As private investment firms began buying up large nursing home chains, concerns about the quality of care provided at these facilities bubbled up in the media and government. Congress asked the GAO to examine the impact of private investment ownership on the quality of care provided and on the financial performance of these nursing homes.

The GAO did look at other for-profit homes, including publicly traded and chains, said Chuck Young, the GAO's managing director in the Office of Public Affairs. And the study found that while there are differences between private investment nursing homes and other for-profit and non-profit nursing homes, the differences were not significant.

To the issue of quality of care, the GAO report found that private investment ownership did not increase the likelihood of poor quality care. In fact, registered nursing staffing was greater at private investment homes in 2009 than in other types of homes, Young noted.

[See also: Nonprofit nursing homes provide better care.]

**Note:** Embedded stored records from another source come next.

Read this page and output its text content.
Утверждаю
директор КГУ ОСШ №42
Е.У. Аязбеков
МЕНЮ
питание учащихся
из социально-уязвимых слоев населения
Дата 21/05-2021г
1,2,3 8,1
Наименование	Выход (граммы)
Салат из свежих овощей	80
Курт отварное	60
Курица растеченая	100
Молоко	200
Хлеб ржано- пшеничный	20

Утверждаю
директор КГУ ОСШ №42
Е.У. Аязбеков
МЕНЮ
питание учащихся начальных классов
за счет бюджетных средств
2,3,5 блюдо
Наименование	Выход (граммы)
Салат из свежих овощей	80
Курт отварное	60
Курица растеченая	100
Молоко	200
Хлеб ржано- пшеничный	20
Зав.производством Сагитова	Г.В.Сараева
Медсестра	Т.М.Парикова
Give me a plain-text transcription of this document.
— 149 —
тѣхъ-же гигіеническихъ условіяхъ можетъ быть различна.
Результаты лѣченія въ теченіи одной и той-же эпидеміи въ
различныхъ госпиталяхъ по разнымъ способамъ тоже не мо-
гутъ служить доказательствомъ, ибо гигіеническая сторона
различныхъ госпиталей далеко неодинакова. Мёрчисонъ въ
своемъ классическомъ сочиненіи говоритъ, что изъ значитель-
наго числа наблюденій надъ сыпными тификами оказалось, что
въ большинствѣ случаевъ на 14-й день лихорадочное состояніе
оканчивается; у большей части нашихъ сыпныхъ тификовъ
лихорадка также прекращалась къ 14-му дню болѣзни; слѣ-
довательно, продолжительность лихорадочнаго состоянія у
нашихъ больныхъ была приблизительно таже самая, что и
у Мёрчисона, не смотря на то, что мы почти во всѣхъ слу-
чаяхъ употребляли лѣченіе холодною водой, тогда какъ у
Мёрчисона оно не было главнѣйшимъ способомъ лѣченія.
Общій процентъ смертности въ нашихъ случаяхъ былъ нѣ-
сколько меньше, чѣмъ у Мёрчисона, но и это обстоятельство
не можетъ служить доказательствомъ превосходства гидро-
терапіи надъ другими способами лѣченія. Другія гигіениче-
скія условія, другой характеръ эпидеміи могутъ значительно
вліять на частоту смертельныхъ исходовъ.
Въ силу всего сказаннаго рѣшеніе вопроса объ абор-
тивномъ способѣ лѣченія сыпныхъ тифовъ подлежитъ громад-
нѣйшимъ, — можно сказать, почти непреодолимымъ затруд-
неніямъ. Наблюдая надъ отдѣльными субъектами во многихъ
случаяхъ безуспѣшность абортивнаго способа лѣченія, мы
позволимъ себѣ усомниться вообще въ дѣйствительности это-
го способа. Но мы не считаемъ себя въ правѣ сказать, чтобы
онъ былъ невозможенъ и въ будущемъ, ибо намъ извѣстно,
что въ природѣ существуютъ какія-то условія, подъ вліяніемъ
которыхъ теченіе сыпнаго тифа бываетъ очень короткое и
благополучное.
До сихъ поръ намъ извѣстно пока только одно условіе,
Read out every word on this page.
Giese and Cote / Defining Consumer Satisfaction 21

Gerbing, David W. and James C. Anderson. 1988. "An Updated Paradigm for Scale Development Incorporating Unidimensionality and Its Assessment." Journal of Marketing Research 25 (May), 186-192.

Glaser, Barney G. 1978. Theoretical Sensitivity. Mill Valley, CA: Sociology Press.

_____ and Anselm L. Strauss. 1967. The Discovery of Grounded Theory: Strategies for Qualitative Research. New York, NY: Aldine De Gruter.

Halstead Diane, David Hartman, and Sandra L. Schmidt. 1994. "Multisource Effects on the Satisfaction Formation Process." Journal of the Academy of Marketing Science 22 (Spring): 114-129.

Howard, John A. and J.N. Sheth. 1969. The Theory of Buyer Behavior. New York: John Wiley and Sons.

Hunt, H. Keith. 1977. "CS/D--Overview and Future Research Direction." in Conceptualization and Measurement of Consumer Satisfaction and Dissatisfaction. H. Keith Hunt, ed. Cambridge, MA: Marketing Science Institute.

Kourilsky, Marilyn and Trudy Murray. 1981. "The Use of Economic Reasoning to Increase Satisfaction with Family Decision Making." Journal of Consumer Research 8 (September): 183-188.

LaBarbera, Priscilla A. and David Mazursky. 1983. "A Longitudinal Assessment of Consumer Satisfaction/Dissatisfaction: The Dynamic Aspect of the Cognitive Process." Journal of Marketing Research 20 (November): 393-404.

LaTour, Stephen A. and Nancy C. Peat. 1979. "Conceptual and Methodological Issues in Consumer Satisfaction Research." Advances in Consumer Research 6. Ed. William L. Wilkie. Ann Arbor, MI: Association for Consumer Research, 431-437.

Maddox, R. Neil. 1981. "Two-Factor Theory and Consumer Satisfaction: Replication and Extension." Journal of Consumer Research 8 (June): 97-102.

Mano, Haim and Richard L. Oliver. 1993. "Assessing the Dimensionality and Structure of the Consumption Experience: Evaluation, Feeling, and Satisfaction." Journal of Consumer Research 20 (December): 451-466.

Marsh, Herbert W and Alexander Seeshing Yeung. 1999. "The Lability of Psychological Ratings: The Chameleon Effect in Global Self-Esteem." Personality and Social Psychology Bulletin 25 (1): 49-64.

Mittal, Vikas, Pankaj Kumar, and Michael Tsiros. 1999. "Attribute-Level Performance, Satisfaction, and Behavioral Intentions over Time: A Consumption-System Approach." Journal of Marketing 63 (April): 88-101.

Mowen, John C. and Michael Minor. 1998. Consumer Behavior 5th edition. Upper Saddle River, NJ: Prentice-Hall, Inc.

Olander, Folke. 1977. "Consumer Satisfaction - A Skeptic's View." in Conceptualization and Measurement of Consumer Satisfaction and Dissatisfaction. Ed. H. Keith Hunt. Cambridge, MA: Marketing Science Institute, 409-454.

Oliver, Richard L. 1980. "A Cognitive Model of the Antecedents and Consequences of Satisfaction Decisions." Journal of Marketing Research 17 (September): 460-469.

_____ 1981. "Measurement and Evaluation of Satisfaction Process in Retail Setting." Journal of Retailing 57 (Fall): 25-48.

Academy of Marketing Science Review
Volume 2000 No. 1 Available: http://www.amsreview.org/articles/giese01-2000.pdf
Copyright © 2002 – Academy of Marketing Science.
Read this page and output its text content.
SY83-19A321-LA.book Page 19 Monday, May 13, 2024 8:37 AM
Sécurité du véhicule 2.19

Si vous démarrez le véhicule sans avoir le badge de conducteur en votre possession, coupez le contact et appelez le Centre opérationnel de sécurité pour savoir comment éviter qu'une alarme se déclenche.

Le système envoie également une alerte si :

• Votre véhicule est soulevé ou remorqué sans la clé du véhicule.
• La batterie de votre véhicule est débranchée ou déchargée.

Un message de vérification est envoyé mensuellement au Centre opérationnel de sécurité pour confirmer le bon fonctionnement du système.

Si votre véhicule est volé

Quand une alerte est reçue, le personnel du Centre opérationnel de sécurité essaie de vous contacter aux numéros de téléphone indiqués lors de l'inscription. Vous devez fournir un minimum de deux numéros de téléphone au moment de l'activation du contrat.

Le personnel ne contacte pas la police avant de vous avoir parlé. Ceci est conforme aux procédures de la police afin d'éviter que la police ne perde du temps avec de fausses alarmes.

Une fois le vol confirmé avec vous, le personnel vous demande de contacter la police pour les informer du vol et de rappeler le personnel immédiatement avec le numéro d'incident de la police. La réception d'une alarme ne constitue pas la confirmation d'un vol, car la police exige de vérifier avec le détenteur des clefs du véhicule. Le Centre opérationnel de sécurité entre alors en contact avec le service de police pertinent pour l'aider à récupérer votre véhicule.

“Right now, there is a huge distrust and dislike, particularly of the large for-profit nursing homes,” said Phillips. “A belief that there is a gouging of the system. That they’re overpaid for what they do. So I am sure that GAO was trying to, in a very logical and appropriate and analytical way, to try to take one sector of that for-profit side and see if there was a difference. The problem is it was too limited in its sphere – it just looked at the private investment homes and it looked at some survey outcomes but couldn’t really make any conclusions about measuring quality.”

The real key question behind the GAO report, said Phillips, is whether or not there is a difference between not-for-profit and for-profit nursing homes on the issues of quality, service and access. Many believe there are differences, she said, but the tools being used to measure those differences may not be effective enough to get meaningful answers.

For the report, the GAO used data from the Centers for Medicare & Medicaid Services’ Online Survey, Certification, and Reporting System (OSCAR). Using a survey tool such as OSCAR may not be the right instrument to get at what the core differences are, Phillips said, because of differences within the data. Ratings about the severity of injury, for instance, are not uniform across states.

“So when you take that relatively broad segment instrument, the survey, and then you try to make comparisons about some of the sectors of the industry in some settings you come out with this watered down report that really didn’t tell us anything," she said.

The GAO report acknowledged some data limitations, said Young, "but its analyses controlled for state differences as well as other explanatory factors such as chain, facility size, occupancy and payer mix."